As Chilean writer, Marco Anotonio de la Parra explained to the Guardian newspaper with the angry protests as a backdrop, “Over the past decade, the Chilean state has lost touch with these problems. The places that have been targeted tonight are deeply symbolic: transport and energy represent the success of the state and the model it upholds.”
Although western security forces often meet protests with displays of overwhelming force, in poorer countries like Chile, police riots targeting activists are often extreme in their violence. Such has also been the case in Haiti over time, up to and including the current unrest rocking the country as citizens demand the current president, Jovenel Moise, widely seen as corrupt and enriching himself while bowing to the wishes of foreign powers and multilateral institutions like the IMF, leave office.
As Cecile Accilien, of the Institute of Haitian Studies at the University of Kansas recently explained, “We’re ruled by far more powerful countries, the 1 percent, the NGOs — everyone’s playing a game, but most of us don’t know what the rules are or who the players are, but we know this: Everyone is playing Haiti.”
Interestingly, one of the sparks that lit the Haitian protests was that the president and top ministers in his government are accused of either misusing orstealing funds loaned to the country by Venezuela’s oil-rich but embattled government, which they have since denounced, since 2008.
The situation in Haiti is tragic for a myriad of reasons, is the authority given to what’s called the Core Group comprised of foreign ambassadors from Canada, the United States and others for what was supposed to be a limited amount of time after the ouster of former president Jean Bertrand Aristide in 2004.
It isn’t only in the Western hemisphere that ordinary citizens are rising. As we might expect after years of coups, war and stagnation in the Middle East, especially in Egypt, Iraq and, most recently, in Lebanon, there have been large protests in this part of the world that have cut across traditional sectarian lines, an important fact that can’t be emphasized enough.
Lebanon especially has had a difficult time with these issues for many years, going so far when the country achieved independence in 1943 to create a system of governance that ensures Sunni, Shia and Christian communities have somewhat equal representation in the country’s parliament. Nonetheless, it appears that austerity policies and inequality have brought ordinary citizens from all of the country’s communities together in recent waves of protest that began last Thursday and so far have not been met with violence by security forces.

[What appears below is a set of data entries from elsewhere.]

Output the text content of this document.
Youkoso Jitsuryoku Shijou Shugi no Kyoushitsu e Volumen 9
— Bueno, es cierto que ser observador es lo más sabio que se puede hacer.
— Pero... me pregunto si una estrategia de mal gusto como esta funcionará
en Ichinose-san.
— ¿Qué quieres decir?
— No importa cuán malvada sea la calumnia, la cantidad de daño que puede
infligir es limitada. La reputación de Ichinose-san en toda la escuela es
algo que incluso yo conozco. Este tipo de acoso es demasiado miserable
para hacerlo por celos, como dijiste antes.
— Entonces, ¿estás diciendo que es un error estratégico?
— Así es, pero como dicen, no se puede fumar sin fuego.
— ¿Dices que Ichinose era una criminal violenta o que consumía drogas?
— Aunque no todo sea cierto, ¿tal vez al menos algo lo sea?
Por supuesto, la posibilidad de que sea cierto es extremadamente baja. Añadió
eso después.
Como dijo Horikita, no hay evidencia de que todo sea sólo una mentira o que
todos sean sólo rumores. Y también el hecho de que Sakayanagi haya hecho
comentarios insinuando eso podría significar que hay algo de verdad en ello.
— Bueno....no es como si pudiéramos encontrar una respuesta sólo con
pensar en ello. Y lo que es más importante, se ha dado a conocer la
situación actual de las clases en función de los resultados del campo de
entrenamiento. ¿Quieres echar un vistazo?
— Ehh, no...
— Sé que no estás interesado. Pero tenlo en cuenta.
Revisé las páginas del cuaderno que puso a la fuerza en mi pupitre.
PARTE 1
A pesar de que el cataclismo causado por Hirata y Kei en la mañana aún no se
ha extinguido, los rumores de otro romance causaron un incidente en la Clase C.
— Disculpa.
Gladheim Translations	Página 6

While the government tried to solve the problem by passing a modest reform package in the country’s parliament on Monday of this week, it doesn’t appear that the protests involving all of the countries communities will end anytime soon, with Maya Mhana, a teacher interviewed by Reuters who is involved with the protests saying after President Saad Hariri announced the measures in a televised speech, “We are remaining in the streets, we don’t believe a single word he said.”
This is just a small overview of the many countries seeing unrest in this ongoing season of protests but should give some idea of the scope of frustration ordinary citizens are feeling around the world, whether they take to the streets to combat climate change or austerity. While these issues could be seen as very different, they are also linked in many places, such as in places where indigenous people are trying to protect their traditional lands from the exploitation of greedy interests.
Solving the climate crisis with ambitious policy programs like Green New Deals that also focus on moving away from the free-market fundamentalism that has ruled the world for 50 years might help to alleviate some of the suffering caused by the austerity that is breaking the backs of working people in rich and poor countries alike.